EUREKA -- Humboldt Bay Municipal Water District trustees are in much the same position they were two weeks ago, as the idle Evergreen Pulp Mill is yet again in default on its water bill.

“If the mill fails to pay us for the water, our only remedy is to shut off the water,” Water Board president Bruce Rupp said at their last special meeting on Dec. 8. “Nothing in life is free, if we ship it to the mill, somebody is paying for it.”

A new special meeting is set for 9 a.m. on Tuesday, Dec. 30 at Eureka City Hall, where trustees will consider water service termination and other default remedies -- although their agenda also includes the possible adoption of an interim agreement to temporarily continue water service. Public safety officials from the town of Samoa made it clear to the Water Board earlier this month that they continue to be dependent on the industrial supply of water to Evergreen for their basic fire suppression capacity.
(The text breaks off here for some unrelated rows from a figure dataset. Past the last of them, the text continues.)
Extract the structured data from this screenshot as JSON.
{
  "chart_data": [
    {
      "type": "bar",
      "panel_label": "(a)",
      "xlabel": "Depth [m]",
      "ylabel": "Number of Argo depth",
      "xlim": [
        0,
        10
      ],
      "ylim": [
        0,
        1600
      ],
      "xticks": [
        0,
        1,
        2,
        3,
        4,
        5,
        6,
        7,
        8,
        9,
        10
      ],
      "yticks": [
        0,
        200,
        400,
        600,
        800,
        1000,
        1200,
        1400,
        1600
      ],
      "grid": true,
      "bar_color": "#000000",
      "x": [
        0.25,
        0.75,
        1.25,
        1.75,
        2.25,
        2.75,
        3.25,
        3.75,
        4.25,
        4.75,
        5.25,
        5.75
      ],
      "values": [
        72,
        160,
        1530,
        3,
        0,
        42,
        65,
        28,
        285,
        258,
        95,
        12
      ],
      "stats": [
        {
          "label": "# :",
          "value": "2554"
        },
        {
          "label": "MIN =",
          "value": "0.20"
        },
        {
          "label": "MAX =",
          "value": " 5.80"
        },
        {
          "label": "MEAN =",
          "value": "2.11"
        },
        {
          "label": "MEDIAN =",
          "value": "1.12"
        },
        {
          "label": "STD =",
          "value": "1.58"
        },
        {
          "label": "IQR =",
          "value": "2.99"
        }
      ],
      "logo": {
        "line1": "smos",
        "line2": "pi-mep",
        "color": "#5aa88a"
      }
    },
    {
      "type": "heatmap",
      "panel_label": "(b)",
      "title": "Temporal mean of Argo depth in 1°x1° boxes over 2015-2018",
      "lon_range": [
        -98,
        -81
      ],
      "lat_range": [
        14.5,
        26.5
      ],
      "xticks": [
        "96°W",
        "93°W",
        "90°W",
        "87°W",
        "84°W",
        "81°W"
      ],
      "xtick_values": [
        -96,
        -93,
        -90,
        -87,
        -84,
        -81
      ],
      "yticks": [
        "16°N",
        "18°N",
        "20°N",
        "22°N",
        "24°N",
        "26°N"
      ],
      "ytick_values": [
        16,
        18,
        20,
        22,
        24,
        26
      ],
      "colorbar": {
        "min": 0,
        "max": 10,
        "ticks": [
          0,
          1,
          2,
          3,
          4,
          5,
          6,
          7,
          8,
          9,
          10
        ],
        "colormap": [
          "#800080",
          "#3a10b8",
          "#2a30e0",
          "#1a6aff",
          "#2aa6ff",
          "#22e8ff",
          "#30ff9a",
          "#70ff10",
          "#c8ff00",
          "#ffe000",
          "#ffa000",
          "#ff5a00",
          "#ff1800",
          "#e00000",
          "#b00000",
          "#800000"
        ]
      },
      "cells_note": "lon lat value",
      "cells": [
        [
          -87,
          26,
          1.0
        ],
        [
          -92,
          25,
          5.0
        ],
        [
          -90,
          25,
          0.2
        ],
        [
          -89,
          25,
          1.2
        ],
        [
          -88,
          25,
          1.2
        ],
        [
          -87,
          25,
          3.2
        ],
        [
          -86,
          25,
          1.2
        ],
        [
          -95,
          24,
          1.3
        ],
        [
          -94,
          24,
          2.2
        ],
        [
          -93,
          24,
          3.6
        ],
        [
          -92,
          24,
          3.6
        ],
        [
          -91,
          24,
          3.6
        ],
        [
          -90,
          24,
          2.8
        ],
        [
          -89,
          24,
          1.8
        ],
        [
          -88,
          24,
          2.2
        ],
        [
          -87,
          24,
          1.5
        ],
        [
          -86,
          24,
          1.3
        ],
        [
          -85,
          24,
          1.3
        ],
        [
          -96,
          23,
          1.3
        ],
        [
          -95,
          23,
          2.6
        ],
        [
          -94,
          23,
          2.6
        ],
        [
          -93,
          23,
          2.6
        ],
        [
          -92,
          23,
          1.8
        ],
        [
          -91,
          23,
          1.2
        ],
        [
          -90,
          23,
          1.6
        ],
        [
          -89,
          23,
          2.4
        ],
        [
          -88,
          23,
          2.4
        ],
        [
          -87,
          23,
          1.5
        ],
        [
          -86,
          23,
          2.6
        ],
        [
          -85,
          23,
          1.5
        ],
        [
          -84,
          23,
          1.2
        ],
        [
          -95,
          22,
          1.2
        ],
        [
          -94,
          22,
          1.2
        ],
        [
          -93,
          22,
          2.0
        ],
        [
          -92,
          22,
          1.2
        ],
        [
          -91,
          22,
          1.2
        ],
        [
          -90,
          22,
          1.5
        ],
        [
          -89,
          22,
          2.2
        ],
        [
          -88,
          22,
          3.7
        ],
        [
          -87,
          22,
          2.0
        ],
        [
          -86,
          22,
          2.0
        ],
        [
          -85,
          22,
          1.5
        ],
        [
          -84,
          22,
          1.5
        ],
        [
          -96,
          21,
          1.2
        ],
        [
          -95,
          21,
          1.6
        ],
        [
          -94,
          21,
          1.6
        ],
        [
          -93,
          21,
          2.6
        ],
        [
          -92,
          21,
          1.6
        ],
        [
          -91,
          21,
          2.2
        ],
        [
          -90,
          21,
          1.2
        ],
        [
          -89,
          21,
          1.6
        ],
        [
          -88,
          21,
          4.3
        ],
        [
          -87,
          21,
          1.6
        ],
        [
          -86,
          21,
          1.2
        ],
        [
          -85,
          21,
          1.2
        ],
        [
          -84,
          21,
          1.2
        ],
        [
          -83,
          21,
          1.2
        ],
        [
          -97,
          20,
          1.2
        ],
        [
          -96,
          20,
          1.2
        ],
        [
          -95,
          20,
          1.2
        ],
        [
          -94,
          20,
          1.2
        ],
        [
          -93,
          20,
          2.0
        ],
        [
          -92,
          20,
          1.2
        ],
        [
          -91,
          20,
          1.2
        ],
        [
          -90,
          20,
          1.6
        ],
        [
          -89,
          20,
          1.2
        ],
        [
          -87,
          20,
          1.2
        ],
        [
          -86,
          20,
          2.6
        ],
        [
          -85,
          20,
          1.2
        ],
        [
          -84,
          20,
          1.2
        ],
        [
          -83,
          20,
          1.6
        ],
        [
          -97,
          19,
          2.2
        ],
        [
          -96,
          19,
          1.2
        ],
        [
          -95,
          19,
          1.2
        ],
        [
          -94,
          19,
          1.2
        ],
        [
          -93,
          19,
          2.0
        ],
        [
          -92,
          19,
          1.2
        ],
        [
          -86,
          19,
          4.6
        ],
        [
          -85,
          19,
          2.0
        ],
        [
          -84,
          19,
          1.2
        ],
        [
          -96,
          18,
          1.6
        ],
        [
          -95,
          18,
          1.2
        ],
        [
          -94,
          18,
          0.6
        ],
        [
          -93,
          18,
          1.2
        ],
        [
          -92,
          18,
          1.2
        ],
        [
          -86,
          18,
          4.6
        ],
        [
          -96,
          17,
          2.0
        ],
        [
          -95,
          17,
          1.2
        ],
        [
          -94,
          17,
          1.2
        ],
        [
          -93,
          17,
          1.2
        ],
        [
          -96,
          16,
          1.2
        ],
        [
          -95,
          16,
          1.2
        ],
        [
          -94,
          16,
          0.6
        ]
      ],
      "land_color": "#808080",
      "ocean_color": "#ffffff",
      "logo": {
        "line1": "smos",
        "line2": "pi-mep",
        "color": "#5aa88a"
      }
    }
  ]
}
An in-person appearance apparently isn’t the highest priority for one of the five elected Water Board members, as Division One trustee Kaitlin Sopoci-Belknap has instead opted to participate by phone.

Under public meeting law in California, any elected official choosing to participate remotely in a noticed hearing must be in a publicly accessible location, should the public wish to make themselves directly heard to the official. For any local ratepayers looking to make a 1,000 mile trip to the Sopoci-Belknap ancestral abode in New Mexico, she will be phoning in from 1316 Galisteo Parkway in Santa Fe.

2 comments:

samoasoftball said...

Charles: This might be the beginning of the end for the Pulp Mill. Too bad it has came to this. See you Tuesday!

Charles Douglas said...

It doesn't seem so likely that they'll come up with the money this time around. I'm similarly fatalistic on the mill's future.

I'm more curious to see what Samoa public agencies have done with the briefly extended lease on life they got to make alternative arrangements for their water supply.

Needless to say, I'm sadly confident that the Water Board has done little to nothing to really cope with the big hike in water bills coming down the pike, which will only drive more businesses to the brink of closure and more residents to be brink of bankruptcy.